Em recente entrevista, o diretor Christopher Nolan dá a dica: “Não acho que exista uma perspectiva de esquerda ou de direita no filme. Ele faz apenas uma avaliação honesta, uma exploração honesta do mundo em que vivemos – de coisas que nos preocupam”.   O ambiente do filme é uma Gotham pacificada, onde os policiais quase não tem trabalho a fazer. A proeza se deve ao Ato Dent (surpreendentemente parecido com o Ato Patriótico de Bush), lei que permite à polícia prender sem mandado, punir sem provas contundentes, extingue o habeas corpus e institui a incomunicabilidade do preso pelo tempo “necessário”. Essa lei colocou na cadeia todos os criminosos de Gotham, à exceção de alguns ladrões de galinhas. Nesse contexto, Bruce Wayne descansa tranquilo em sua mansão, pois não precisa ser mais o Batman.

Porém uma conspiração acontece em meio a essa calmaria. Um vilão de nome Bane recruta centenas de degredados sociais para algum desígnio obscuro. E não são homens comuns os que ele recruta, pois mesmo ao serem torturados (ou interrogados, segundo linguagem do filme e da vida real da polícia) não falam nada, não entregam o esconderijo e sequer confirmam qualquer acusação. Simplesmente ficam calados. Qualquer semelhança dos “bandidos do mal” em questão com militantes políticos não parece mera coincidência. E quando se percebe a gravidade do caso, temos o ressurgimento do Batman para, mais uma vez, salvar Gotham. Mas não é assim tão fácil.

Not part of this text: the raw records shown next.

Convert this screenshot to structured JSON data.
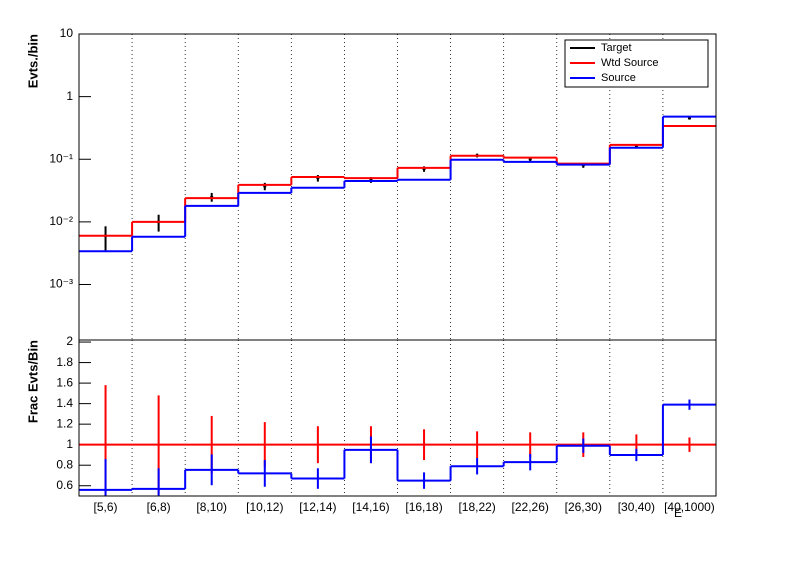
{
  "chart_data": [
    {
      "type": "step",
      "ylabel": "Evts./bin",
      "log_y": true,
      "ylim": [
        0.00013,
        10
      ],
      "yticks": [
        {
          "value": 0.001,
          "label": "10⁻³"
        },
        {
          "value": 0.01,
          "label": "10⁻²"
        },
        {
          "value": 0.1,
          "label": "10⁻¹"
        },
        1,
        10
      ],
      "grid_x": true,
      "legend": "upper right",
      "series": [
        {
          "name": "Target",
          "color": "#000000",
          "style": "points",
          "values": [
            0.006,
            0.01,
            0.025,
            0.037,
            0.05,
            0.047,
            0.07,
            0.115,
            0.1,
            0.08,
            0.16,
            0.45
          ],
          "errors": [
            0.0025,
            0.003,
            0.004,
            0.005,
            0.006,
            0.005,
            0.007,
            0.008,
            0.007,
            0.007,
            0.01,
            0.02
          ]
        },
        {
          "name": "Wtd Source",
          "color": "#ff0000",
          "style": "step",
          "values": [
            0.006,
            0.01,
            0.024,
            0.039,
            0.052,
            0.05,
            0.073,
            0.114,
            0.106,
            0.085,
            0.17,
            0.34
          ]
        },
        {
          "name": "Source",
          "color": "#0000ff",
          "style": "step",
          "values": [
            0.0034,
            0.0058,
            0.018,
            0.029,
            0.035,
            0.045,
            0.047,
            0.098,
            0.091,
            0.082,
            0.153,
            0.48
          ]
        }
      ]
    },
    {
      "type": "step",
      "ylabel": "Frac Evts/Bin",
      "xlabel": "E",
      "ylim": [
        0.5,
        2.02
      ],
      "yticks": [
        0.6,
        0.8,
        1,
        1.2,
        1.4,
        1.6,
        1.8,
        2
      ],
      "grid_x": true,
      "categories": [
        "[5,6)",
        "[6,8)",
        "[8,10)",
        "[10,12)",
        "[12,14)",
        "[14,16)",
        "[16,18)",
        "[18,22)",
        "[22,26)",
        "[26,30)",
        "[30,40)",
        "[40,1000)"
      ],
      "series": [
        {
          "color": "#ff0000",
          "style": "step",
          "values": [
            1,
            1,
            1,
            1,
            1,
            1,
            1,
            1,
            1,
            1,
            1,
            1
          ],
          "errors": [
            0.58,
            0.48,
            0.28,
            0.22,
            0.18,
            0.18,
            0.15,
            0.13,
            0.12,
            0.12,
            0.1,
            0.07
          ]
        },
        {
          "color": "#0000ff",
          "style": "step",
          "values": [
            0.56,
            0.57,
            0.755,
            0.72,
            0.67,
            0.95,
            0.65,
            0.79,
            0.83,
            0.99,
            0.9,
            1.39
          ],
          "errors": [
            0.3,
            0.2,
            0.15,
            0.13,
            0.1,
            0.13,
            0.08,
            0.08,
            0.08,
            0.07,
            0.06,
            0.05
          ]
        }
      ]
    }
  ]
}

Bane é, na verdade, herdeiro de Ra’s Al Ghul e líder da Liga das Sombras, organização “terrorista” secreta, que pretende acabar com a hipocrisia e corrupção existentes no mundo, com métodos nada ortodoxos, tais como dizimar toda a população de uma cidade. Num determinado momento, depois de plantar explosivos por toda a cidade e dinamitar todas as pontes que ligam Gotham ao continente, Bane convoca o povo a assumir o poder, ou seja, lidera uma insurreição popular na qual o grupo de vanguarda são os prisioneiros do Ato Dent (claro que todos bandidos perigosíssimos). Aqui, é necessário entender a caracterização que Nolan dá ao vilão em questão.

No segundo filme da série (Batman, o cavaleiro das trevas), o vilão era o Coringa. Personagem de uma crueldade insana desde sua aparição em 1940, ele é a própria antítese do Batman, um vilão sem nenhum escrúpulo. É humanizado, porém, em suas características psicológicas (além de uma impressionante interpretação de Heath Ledger) nesta série, enquanto Bane é o vilão sem qualquer vestígio de humanidade ou compaixão, que não pensa duas vezes em assassinar friamente qualquer de seus colaboradores ou inimigos. 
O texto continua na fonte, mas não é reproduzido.